Dad doesn't follow me, which is good, but I know, no matter how annoying it is, he only wants the best for me. So I kind of feel bad as I drop down into one of the dining room chairs. Almost as bad as I felt about storming out on Mac like we weren't just about to have sex. I stare out the massive bay window, at the snowy front yard and try to fight the guilt. "Clearly my team didn't need me."
"They won one game against a team that's circling the drain just like they are. It was dumb luck, not your absence that gave them that W," Clark replies tersely. "Anyway, I still say walking out was the right choice. Just shake this off andwe'll regroup on the twenty-seventh, okay? Don't worry. That contract of yours is hefty, so it's a bit unattractive, but someone out there will know you're worth the risk.
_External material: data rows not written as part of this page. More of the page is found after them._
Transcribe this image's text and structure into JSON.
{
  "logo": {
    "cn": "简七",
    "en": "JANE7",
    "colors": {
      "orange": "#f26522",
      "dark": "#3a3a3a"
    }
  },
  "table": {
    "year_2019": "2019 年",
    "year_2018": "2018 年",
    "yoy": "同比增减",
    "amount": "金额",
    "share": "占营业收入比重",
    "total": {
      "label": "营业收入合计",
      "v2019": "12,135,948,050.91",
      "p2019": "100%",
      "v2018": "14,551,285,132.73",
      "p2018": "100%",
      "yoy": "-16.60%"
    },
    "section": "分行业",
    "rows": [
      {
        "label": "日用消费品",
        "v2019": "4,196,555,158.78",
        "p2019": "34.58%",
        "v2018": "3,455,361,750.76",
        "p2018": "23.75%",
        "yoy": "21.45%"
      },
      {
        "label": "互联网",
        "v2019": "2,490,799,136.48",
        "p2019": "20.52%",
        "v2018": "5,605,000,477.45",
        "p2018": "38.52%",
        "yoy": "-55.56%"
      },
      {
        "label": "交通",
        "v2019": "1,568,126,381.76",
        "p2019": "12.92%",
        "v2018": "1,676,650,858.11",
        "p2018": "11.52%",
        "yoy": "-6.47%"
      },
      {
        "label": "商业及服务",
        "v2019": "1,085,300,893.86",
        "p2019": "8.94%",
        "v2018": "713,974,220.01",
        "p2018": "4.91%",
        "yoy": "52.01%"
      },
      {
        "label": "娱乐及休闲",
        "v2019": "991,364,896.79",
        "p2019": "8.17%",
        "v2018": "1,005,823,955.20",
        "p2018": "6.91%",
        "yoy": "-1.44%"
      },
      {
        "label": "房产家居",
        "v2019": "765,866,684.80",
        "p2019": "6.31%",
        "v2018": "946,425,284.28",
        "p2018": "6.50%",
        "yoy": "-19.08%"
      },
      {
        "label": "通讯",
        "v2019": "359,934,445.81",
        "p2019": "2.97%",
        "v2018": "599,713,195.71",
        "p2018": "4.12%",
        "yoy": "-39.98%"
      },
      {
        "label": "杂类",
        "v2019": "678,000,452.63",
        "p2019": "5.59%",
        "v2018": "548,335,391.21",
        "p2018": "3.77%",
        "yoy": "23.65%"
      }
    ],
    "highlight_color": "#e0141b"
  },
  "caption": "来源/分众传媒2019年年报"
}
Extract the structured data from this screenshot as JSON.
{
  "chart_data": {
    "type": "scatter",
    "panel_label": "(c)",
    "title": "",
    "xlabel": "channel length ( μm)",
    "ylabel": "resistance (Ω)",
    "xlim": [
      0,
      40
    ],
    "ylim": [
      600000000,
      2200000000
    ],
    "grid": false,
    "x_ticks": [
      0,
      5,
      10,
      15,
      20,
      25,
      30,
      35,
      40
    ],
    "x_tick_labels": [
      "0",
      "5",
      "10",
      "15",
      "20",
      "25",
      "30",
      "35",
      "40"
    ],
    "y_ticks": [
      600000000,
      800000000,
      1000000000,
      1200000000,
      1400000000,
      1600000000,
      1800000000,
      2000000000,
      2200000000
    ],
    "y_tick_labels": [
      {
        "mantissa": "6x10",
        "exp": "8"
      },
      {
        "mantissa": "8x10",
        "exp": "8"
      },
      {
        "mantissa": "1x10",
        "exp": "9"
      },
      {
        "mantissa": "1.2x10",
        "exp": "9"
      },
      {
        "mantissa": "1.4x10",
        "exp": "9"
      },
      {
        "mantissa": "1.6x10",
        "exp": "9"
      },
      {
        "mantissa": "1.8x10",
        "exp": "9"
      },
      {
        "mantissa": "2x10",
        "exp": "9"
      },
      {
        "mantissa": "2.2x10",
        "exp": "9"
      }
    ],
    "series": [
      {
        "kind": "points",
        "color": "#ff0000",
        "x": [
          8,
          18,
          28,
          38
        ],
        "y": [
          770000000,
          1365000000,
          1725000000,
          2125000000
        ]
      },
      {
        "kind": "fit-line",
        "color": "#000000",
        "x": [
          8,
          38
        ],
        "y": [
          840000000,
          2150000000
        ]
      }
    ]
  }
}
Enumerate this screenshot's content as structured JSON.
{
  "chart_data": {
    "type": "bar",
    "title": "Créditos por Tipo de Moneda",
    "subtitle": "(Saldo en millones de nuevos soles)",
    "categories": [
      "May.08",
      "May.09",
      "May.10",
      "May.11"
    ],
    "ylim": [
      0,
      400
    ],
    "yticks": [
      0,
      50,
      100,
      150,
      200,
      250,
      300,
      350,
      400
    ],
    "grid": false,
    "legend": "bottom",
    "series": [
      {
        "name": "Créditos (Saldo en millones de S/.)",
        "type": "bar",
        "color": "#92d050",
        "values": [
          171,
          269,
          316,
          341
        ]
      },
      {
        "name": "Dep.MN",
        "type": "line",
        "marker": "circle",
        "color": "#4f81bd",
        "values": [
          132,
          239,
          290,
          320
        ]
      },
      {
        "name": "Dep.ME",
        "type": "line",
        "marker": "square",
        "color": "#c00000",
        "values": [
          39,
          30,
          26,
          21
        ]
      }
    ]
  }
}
Your dad is buddies with a lot of ex-players who went into management or coaching. Have him give them a call and talk you up as soon as that waiver announcement is made. Not a second before, Con, or it's a violation. Okay?"
“Yeah.” I rub my forehead. I am not going to beg my dad to help save my ass. I just… I can’t. I have made a point of not needing his help. I’m proud of that. I don’t want to give that up.